They didn’t. The Viet Minh had some popular support as they were fighting to expel the French. But after the negotiations in Geneva that established a North and South Vietnam, the citizens could move to whichever country they wanted to live in. Over a million Vietnamese moved south. Less than 50,000 moved north.
Since very few of the Vietnamese were enamored with communism, but the communist felt that they knew what was best for everyone, they left a cadre of guerrilla fighters behind when they moved north. These were called Viet Cong.
The Viet Cong were able to recruit some people to fight against a very Trump-like corrupt government that was bent on self-enrichment and not building a vibrant democracy. With logistical support from the north and indirectly from USSR, the south’s future looked uncertain. So the south asked the US for help.

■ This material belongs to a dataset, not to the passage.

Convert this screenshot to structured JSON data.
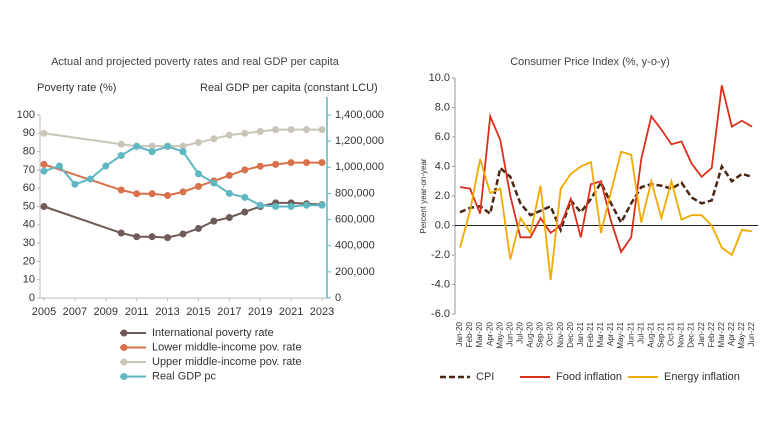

When the tide looked like it was turning against the Viet Cong, they committed their first strategic blunder; they adopted terrorist tactics. Anyone who has read Che Guevara’s or Mao Zedong’s books on guerrilla warfare would know that a guerrilla army without popular support will fail. No Army that terrorizes the populace will be supported by the populace.
The rest, as they say, is history. But the most telling bit of history is that it was not the Viet Cong that eventually conquered South Vietnam but the North Vietnamese Army. After Tet of ‘68, the Viet Cong had become so hated that they could not recruit. So the only effective communist fighting force in the South was the North Vietnamese Army.
One need to read American histories of that war with a high degree of scepticism. The Vietnamese war was extremely unpopular among the American intelligentsia (as it should have been). These same intellectuals wrote the history books often portraying the war in a way that supported their political opinions rather than presenting a balanced view of history.